Musician and recording artist Michael Marquart has grounded himself in music for most of his life. At the age of 13, he was performing originals in Wisconsin bars before joining Iowa-based Tokyo Rose in college. He toured with bands like ’80s New Wave phenom A Flock of Seagulls and lent his percussive skills to Canadian-bred Alias, a rock band that climbed the American charts with the 1990 power ballad, “More Than Words Can Say.”
Marquart spent about 28 days a month on the road for 20-some years. At a gig in Minnesota, he realized he was missing his growing family—and his own creative voice—for fleeting live moments playing other people’s songs. He found his way to Virginia Beach through family friend and well-known concert promoter and venue owner Bill Reid to open the Windmark Recording studio.
The studio found success. It housed The Neptunes (including Pharrell Williams and Chad Hugo) as they were building budding careers. Britney Spears and Justin Timberlake recorded pivotal albums there. Superstar Timbaland was around. “It was a magic time then,” says Marquart. But he wanted to make some magic of his own.
Enter A Bad Think, Marquart’s star project that has gained strength over the better part of 16 years. He works with a seasoned group of session musicians and friends in the business like Bob Clearmountain, a recording engineer/mixer and record producer, and Dave Way, an audio engineer, mixer and producer. Clearmountain has worked with artists like Bryan Adams, Bruce Springsteen and the Rolling Stones. Way has produced names like Eric Clapton, Gwen Stefani and Stevie Wonder among many others.
“I make the kind of music I want to hear,” says Marquart. “It’s got a folk thing, country thing, rock thing, singer/songwriter thing…I want to make something that will last forever.” His most recent album is his tenth release, simply titled X.
The name nods toward the Roman numeral for 10 and a local roadway that marks an “X” near his home in Virginia Beach, where he still lives for about half the year.

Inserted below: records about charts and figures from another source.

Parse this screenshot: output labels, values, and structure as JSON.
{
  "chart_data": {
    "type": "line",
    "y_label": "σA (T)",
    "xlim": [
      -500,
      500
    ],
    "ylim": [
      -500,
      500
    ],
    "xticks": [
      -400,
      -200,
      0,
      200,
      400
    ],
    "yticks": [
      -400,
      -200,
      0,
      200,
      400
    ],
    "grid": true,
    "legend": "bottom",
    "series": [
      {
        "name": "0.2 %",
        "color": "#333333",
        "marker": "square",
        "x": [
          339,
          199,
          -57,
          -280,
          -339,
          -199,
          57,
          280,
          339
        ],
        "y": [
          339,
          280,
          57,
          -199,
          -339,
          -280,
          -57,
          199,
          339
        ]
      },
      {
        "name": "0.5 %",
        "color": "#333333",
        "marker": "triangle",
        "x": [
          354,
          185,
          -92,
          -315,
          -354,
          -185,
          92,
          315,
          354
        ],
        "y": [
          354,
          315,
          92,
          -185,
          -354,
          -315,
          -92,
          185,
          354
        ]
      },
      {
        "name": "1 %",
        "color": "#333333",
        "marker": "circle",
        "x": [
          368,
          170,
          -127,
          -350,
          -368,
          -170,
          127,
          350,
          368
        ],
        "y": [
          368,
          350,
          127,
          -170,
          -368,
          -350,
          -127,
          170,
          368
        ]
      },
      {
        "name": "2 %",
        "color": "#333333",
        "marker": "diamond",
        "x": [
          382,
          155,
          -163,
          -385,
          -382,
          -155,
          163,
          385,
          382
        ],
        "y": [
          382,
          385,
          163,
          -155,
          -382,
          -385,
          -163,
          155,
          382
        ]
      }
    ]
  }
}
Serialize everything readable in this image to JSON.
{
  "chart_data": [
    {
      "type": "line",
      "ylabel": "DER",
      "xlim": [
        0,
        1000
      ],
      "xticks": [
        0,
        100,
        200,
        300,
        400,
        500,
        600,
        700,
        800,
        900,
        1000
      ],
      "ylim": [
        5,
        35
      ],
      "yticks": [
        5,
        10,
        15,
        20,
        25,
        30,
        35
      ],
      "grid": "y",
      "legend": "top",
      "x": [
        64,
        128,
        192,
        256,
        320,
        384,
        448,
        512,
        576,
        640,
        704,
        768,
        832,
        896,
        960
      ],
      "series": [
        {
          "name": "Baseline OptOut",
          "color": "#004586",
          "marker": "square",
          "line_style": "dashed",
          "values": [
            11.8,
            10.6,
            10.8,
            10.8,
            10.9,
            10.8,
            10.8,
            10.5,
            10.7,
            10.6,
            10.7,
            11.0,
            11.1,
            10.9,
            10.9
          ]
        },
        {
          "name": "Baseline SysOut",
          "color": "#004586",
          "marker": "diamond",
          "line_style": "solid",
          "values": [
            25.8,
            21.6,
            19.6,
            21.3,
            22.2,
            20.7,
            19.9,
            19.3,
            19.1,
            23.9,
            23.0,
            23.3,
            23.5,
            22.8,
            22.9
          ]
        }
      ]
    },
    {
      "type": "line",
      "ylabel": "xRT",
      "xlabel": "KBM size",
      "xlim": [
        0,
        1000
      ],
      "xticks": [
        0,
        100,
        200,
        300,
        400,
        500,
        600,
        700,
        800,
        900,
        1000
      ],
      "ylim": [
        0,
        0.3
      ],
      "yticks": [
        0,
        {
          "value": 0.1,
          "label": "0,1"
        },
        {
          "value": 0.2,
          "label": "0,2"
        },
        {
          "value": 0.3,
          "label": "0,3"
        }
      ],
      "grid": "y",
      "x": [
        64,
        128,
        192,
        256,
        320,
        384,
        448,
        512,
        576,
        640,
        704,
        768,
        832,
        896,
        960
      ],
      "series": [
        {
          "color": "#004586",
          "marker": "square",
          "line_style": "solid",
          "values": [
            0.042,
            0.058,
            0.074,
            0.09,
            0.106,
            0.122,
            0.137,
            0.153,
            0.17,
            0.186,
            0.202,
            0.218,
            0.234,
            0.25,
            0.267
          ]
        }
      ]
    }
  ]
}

The X album is music technology at the height of what is possible now. Marquart’s interest in Dolby Atmos—which brings surround sound and an immersive feeling to his tunes—deepens the final product.
Each song seamlessly folds into the next, creating a soundtrack of sorts. Don’t be surprised if images of David Lynch films pop into your head. In fact, the X album includes videos filmed by Derrick Borte, another local artist and filmmaker who grew up in Norfolk and went to Old Dominion University, later releasing The Joneses, a dark comedy that he wrote, directed and produced. Marquart met Borte through a shared trainer at a Virginia Beach gym and the two have since made over 20 music videos together.
With X, the audio and visual experiences culminate with XMarksThe.Site, a digital scavenger hunt with infinite looping artwork showcasing Marquart’s past albums, influences and even his personal life. It’s a mix of where he came from and hint at where he’s going. It’s a hypnotizing and eclectic existence where the sun has an eye, the moon has a clock, guitars make up the clouds and checkerboard walls build and unravel. There are even prizes.
“They have cleverly wrapped my whole life story,” he says of the website. While Marquart’s tenth album was just released, he’s almost done with number 11 and starting on 12. He is in a constant state of creating and producing—while building onto incredible sound experiences.
MUSIC MAKER: After building a career touring with bands and finding success behind the scenes with major recording artists, Michael Marquart is continually discovering his own artistic voice.
One thing he doesn’t do is revisit past releases. “I like to move ahead,” says Marquart. “Those sessions are done and finished and like children who move on and never move home again.”
He records out of The Barn, an impressive home studio in Malibu, California. This space was constructed from vintage wood that flanked The Hollywood Bowl—a live outdoor concert experience in Los Angeles—about 100 years ago. He also has a studio in his Virginia Beach home. His own recording studios have allowed for more creative freedom, particularly during the COVID-19 pandemic.
Marquart’s dedication and love of craft is evident in his skillful songwriting and production. “It was always for the music and never for the money. My records are getting better, and my voice is getting better…I’m going to keep pushing till it runs out of steam,” says Marquart.
If you’re looking to get lost in sound, Marquart’s X might be the spot.
Album Review: Michael Marquart A Bad Think’s X
Michael Marquart’s newest release under A Bad Think is X. The striking cover features Marquart as a road weary cowboy ruminating in an isolated place.
The album’s first track, “The Meaning of Life,” is an invitation back to the glory days of college and alternative rock. Remember those days? When music was humble and honest, with a trace of jangly pop. Before Nirvana and the grunge movement changed everything.
The songs on “X” don’t begin or end but rather bleed into one another. “Hungry Eyes” is sweeping and melodic, while “The Avenue” finds a chorus absolutely dripping with guitar plucks and percussion. “Who Will Win” recalls Americana like The Flying Burrito Brothers, with an added pedal and lap steel to boot.
Personal favorite “One More Chance” is a deep dive into bouncy and hypnotic rock with an edge. This infectious tune will ramble around in your head like a tumbleweed.